Avengers: Endgame directors Anthony and Joe Russo have used their power in Hollywood to form their own production studio called AGBO, and several of the brothers' upcoming projects are reunions with fellow veterans of the Marvel Cinematic Universe. One of their newest is an untitled film which will reunite them with Avengers: Infinity War and Avengers: Endgame writers Christopher Markus and Stephen McFeely.

The movie is set to focus on Christopher Wylie, who was at the center of the Cambridge Analytica data privacy scandal; that company illegally mined unsuspecting Facebook users' data without permission and used it for political targeting. David Gordon Green, who most recently directed 2018's Halloween film, is in talks to direct. Learn more about the new movie below.

Deadline reports that David Gordon Green (who, like the Russos, got his start in the indie world) is in talks to direct this untitled movie which has a finished script from Markus and McFeely, and he's looking at this as his follow-up to the Halloween sequel he's making for Blumhouse.

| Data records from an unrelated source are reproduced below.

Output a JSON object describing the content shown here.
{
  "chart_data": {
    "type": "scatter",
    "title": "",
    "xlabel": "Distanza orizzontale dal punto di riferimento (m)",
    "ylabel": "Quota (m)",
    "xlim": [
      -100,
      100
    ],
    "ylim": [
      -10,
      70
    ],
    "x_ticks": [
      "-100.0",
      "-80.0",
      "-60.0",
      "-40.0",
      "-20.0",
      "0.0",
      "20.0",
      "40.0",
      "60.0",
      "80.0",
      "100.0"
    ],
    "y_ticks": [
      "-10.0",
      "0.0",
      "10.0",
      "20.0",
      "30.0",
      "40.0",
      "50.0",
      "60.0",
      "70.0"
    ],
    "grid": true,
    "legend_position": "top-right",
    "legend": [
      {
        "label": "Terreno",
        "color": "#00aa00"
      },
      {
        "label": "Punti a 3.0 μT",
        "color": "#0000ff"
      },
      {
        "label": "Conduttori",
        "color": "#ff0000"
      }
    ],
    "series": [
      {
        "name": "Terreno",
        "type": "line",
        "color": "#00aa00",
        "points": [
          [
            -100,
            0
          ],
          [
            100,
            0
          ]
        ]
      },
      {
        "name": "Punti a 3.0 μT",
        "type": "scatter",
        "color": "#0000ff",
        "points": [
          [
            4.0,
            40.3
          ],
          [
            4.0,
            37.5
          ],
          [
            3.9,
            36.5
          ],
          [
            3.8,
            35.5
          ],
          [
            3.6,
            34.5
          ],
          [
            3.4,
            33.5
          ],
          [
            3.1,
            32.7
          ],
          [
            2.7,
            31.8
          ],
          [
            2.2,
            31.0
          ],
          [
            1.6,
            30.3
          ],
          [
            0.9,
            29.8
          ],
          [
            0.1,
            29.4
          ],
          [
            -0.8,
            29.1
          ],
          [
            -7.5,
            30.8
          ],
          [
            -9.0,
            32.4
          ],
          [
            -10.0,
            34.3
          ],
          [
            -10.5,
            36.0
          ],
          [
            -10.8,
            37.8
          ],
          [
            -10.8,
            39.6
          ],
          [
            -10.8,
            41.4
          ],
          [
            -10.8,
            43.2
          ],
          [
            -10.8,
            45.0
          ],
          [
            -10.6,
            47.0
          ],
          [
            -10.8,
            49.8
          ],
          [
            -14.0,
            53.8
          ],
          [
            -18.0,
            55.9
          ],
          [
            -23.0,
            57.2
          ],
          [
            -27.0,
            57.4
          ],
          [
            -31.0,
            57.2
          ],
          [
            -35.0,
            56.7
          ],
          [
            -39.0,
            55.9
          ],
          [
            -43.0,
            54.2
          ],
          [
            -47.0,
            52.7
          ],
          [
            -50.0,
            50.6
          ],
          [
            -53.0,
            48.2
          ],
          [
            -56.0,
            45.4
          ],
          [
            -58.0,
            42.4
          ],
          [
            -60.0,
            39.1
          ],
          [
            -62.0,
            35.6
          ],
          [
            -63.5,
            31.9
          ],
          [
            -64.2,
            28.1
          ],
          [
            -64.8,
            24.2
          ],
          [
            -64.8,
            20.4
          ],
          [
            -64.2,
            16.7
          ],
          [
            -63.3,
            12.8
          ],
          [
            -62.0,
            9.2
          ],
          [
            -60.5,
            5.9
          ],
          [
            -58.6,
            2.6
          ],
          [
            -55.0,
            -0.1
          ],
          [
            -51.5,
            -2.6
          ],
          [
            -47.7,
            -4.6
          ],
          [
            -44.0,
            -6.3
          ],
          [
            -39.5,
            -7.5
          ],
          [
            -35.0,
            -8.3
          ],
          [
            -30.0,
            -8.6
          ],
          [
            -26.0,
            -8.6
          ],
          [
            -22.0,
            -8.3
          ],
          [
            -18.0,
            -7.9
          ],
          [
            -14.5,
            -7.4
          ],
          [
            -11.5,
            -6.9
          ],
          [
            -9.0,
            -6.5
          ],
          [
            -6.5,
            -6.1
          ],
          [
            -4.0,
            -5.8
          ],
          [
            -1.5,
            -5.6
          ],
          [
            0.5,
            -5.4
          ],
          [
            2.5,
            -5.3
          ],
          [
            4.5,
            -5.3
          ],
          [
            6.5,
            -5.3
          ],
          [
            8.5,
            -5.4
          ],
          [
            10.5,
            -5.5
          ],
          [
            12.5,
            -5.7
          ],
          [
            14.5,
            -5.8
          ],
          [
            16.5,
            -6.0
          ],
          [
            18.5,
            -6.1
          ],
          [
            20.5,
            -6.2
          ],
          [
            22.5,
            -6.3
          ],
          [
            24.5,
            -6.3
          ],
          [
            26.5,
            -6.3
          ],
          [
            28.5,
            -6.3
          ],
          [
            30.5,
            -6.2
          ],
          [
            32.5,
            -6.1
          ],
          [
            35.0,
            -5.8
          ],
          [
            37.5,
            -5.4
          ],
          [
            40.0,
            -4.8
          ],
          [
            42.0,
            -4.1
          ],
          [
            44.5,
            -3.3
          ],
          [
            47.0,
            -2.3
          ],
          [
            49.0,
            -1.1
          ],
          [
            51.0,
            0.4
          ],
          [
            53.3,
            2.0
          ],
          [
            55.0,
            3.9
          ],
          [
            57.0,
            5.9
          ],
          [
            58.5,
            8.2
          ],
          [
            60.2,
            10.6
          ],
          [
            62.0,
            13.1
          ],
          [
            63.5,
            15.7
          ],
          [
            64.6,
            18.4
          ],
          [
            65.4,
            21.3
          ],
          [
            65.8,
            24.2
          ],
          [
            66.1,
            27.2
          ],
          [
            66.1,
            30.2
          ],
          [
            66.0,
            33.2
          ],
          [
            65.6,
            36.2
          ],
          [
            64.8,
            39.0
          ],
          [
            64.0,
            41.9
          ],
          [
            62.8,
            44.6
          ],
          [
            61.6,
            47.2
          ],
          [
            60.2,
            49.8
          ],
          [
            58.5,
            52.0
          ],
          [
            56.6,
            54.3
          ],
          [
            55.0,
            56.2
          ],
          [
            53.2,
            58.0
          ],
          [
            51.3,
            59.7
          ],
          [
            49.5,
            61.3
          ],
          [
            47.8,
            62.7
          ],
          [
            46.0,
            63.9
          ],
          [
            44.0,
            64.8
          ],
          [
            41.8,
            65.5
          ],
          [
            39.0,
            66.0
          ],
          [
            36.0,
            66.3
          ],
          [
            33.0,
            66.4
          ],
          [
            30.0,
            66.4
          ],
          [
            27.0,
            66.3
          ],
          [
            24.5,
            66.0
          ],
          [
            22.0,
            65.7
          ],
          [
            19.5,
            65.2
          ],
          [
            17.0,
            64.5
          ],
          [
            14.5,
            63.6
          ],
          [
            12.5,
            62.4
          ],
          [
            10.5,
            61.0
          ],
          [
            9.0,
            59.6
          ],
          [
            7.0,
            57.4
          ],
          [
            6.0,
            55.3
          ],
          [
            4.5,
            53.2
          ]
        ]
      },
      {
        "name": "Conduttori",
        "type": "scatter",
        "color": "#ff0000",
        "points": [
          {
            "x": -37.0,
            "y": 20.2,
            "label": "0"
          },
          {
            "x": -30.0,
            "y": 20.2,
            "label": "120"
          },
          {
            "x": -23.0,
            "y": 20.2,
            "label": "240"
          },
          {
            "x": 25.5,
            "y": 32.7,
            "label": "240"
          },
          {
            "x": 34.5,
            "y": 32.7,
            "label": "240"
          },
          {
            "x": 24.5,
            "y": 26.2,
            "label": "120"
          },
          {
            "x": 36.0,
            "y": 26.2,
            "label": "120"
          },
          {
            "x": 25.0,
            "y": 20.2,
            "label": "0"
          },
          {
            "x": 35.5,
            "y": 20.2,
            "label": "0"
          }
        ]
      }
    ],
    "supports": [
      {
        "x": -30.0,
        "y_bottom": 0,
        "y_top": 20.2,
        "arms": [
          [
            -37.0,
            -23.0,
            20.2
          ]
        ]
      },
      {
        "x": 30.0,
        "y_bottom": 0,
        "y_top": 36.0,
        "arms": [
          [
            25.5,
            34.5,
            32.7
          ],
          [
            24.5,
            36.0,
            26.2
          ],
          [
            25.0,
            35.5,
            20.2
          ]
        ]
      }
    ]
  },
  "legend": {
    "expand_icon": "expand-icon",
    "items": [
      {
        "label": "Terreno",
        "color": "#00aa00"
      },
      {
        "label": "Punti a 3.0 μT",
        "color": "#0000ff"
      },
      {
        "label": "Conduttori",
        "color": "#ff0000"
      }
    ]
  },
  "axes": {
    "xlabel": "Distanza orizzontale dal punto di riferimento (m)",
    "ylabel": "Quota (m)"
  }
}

AGBO, which is aiming to make the type of edgy films most studios probably wouldn't, plans to finance the movie and find a distributor for it later.

It's been easy for headlines to slip through the cracks over the past three years as we've been drowning in a hellscape of news about our current administration. But the Cambridge Analytica scandal was big enough to break through all the noise, causing Facebook co-founder Mark Zuckerberg to testify in front of Congress. Here's the gist: a consulting firm illegally harvested millions of Facebook users' personal data and used it to create micro-targeted political advertising that arguably swayed the 2016 election in favor of Donald Trump. This new film will be about Christopher Wylie, the now-30-year-old man who apparently harvested the data initially but who ultimately blew the whistle on Cambridge Analytica and turned over a trove of documents to the press revealing how the company used that personal information for political gain.

That's unquestionably a dramatic story – but is it something audiences actually want to see? Personally, I know that I've spent so much time being buried in political news over the past few years that the last thing I want to see is any of those events dramatized in a movie or TV show. I admit that there may be some larger value in telling this story this way and making sure as many people as possible are aware of it, but I'm just kind of exhausted thinking about sitting in a theater and watching this story play out again. But maybe that's just me – and if they lock down a great cast, I could easily get pulled right back in.